Directed by Nicole Holofcener

 Oliver Platt, Catherine Keener, Rebecca Hall, Amanda Peet



Please Give


Nicole Holofcener has made some interesting films: “Friends With Money” and “Lovely and Amazing” come to mind.  “Please Give,” though not a bad film, seems to have imprisoned her in a style in which each episode, each moment, is expected to have more resonance than she has given it.  We quickly go on to other things, and so does she.


Oliver Platt (Alex) and Catherine Keener (Kate) are married and own a mid-20th-century not-quite antique store in Manhattan, where they buy some stock from recently deceased people, mark them up and sell them.  They want to buy their neighbor’s apartment, a 90-year-old widow with two granddaughters, Rebecca (Rebecca Hall) and Mary (Amanda Peet).  Rebecca is a radiology technician, Mary does facials at a salon. 
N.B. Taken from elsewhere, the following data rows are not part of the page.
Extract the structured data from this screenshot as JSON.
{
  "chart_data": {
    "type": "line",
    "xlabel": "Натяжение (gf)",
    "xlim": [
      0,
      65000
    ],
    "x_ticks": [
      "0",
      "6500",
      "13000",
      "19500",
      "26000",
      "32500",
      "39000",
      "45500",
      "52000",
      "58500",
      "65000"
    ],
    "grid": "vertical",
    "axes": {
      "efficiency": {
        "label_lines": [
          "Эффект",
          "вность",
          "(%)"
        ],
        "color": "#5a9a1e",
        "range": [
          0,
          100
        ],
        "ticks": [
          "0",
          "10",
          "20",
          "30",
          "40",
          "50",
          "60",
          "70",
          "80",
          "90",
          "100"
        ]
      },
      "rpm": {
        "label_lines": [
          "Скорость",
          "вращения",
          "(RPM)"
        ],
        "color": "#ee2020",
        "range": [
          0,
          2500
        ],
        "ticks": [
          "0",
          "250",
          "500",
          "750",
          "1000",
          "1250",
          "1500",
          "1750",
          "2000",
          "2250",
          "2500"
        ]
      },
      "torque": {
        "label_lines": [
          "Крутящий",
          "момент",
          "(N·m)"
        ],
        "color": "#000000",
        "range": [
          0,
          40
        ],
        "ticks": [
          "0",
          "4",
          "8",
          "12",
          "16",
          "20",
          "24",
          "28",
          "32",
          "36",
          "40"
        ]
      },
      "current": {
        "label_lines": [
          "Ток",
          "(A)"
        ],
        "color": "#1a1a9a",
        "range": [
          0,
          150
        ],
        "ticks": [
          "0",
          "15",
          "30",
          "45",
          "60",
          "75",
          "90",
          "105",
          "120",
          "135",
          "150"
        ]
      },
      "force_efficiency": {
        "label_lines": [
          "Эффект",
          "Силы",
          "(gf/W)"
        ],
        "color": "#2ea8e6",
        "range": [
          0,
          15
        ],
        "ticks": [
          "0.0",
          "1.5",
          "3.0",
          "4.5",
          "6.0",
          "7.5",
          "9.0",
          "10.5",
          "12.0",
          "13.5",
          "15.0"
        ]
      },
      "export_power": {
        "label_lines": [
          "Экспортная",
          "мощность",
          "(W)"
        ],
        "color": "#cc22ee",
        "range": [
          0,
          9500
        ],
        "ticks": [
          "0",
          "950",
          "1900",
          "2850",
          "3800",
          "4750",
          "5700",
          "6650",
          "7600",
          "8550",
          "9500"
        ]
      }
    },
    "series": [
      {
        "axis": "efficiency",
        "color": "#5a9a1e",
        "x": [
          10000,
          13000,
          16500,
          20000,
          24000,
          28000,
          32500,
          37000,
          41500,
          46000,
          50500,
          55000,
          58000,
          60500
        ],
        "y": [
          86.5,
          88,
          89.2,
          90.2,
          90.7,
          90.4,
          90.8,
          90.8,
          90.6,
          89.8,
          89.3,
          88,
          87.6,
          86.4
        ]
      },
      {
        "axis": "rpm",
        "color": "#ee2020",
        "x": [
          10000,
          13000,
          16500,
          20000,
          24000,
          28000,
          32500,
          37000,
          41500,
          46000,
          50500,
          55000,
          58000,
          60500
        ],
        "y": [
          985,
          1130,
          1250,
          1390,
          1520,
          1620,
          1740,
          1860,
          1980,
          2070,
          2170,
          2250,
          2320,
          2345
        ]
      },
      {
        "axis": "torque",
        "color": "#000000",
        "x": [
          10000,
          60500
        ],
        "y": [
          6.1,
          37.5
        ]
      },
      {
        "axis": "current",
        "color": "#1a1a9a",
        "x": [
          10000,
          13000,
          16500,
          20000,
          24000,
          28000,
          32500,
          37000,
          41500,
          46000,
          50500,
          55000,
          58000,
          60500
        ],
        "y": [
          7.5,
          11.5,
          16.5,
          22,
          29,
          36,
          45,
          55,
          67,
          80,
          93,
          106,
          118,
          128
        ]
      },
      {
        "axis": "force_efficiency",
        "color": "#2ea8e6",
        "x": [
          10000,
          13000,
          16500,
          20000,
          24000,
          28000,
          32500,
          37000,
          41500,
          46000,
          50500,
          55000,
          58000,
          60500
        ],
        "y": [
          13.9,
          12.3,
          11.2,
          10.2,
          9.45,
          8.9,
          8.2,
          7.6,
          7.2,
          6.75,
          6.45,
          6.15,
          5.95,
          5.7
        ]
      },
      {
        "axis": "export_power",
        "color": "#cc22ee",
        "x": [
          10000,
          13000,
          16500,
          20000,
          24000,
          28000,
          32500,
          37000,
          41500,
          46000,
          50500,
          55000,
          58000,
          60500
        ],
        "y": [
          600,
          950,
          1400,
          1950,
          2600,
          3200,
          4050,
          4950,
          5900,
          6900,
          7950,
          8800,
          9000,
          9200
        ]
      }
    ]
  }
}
In the course of getting to know his neighbor’s family, Alex has an affair with Mary, and there lies one of the problems with the film: Platt is miscast (too fat, too slobby) in the role – why would Mary even want to sleep with him? – and we never see whether or to what extent his adultery has consequences for his marriage.  Alex and Kate have a 15-year-old daughter, Andra, with lots of acne and lots of teenage anger.  But she seems to be there as a plot device rather than as a human being.


In a sense, every character in “Please Give” seems to be in place here so that Holofcener can make a movie, rather than to be a human being.  Kate has a kind of tic: she gives money to everyone she sees on the street who appears to be homeless.  She tries to volunteer at an old-people’s home and a center for disabled teenagers, but retires to the bathroom to cry about it without committing herself.  Mary and Rebecca have problems as sisters, but we are left to intuit just what went wrong between them.


Don’t be put off by these objections; with the exception of Mr. Platt, this is a marvelous cast of actresses who can do no wrong.  It’s the writer/director who’s let them down.